Musk’s Boring Company fundraiser is ‘capping cap orders at 50,000 caps’


Whether Elon Musk’s weekend tweets came shortly after imbibing a few whiskeys during another rooftop party is anyone’s guess, but they’re certainly making people sit up and take notice.

First, the SpaceX CEO claimed that the upcoming and much-anticipated debut launch of the “world’s most powerful rocket” will carry into space Musk’s own cherry-red Tesla Roadster with the stereo playing Bowie’s Space Oddity, where it’ll orbit around Mars “for a billion years or so,” and now the entrepreneur says his Boring Company is “capping cap orders at 50,000 caps.”

If the whole Boring Company “cap” thing passed you by because you really have better things to do than immerse yourself in the shenanigans taking place inside Musk’s cranium, then allow us to briefly explain.

Following the announcement of his plan to build a futuristic subterranean freeway to banish traffic congestion (if this also passed you by, then read all about it), Musk hit upon a tongue-in-cheek plan to cobble together some cash for the ambitious project by selling baseball caps. The stunt also, would you believe, helped to raise the profile of the boring underground plan.

The $20 cap sold fast (fast for a cap with The Boring Company emblazoned across the front), in its first 24 hours raking in $80,000 in October, 2017. Two weeks ago we learned that “the world’s most boring hat,” as Musk himself describes it, had raised $300,000, with the CEO promising to “build that tunnel one hat at a time.”

And on Sunday Elon tweeted that to keep the cap special, “we are capping cap orders at 50,000 caps,” adding, “Almost there … ”

A short while later, Musk posted possibly one of his most profound tweets to date. It read simply: “Hat.”

He followed up by saying that every 5,000th buyer of the cap will receive it for free, and signed by the delivery guy. But the surprises don’t end there. The recipients will receive it inside one of Boring’s tunnels, while they drive the drilling machine. Blindfolded. Well, that’s what he said in the tweet:

He finished up by posting a link to a Spaceballs clip, commenting that the “documentary” had taught him that “the *real* money comes from merchandising.”

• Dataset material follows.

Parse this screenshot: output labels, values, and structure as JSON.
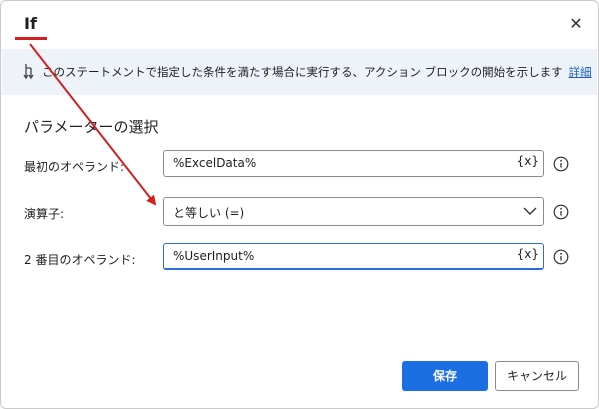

Yes, the million bucks raised by 20,000 cap sales will be a drop in the ocean for what The Boring Company requires to follow its plans through, but Musk — not your typical gray-suited, hidden-away CEO — is having fun getting the word out about the project.

The Boring Company has been digging test tunnels in California as it seeks to develop technology to speed up drilling work and as a result cut construction costs. Musk envisages a vast network of tunnels for high-speed electric sleds to carry vehicles and people across cities in a fraction of the usual time. Officials in cities across the U.S. have already shown an interest in Musk’s idea, while just days ago The Boring Company revealed it’s bidding for a contract to build an express transit line connecting Chicago O’Hare Airport to downtown.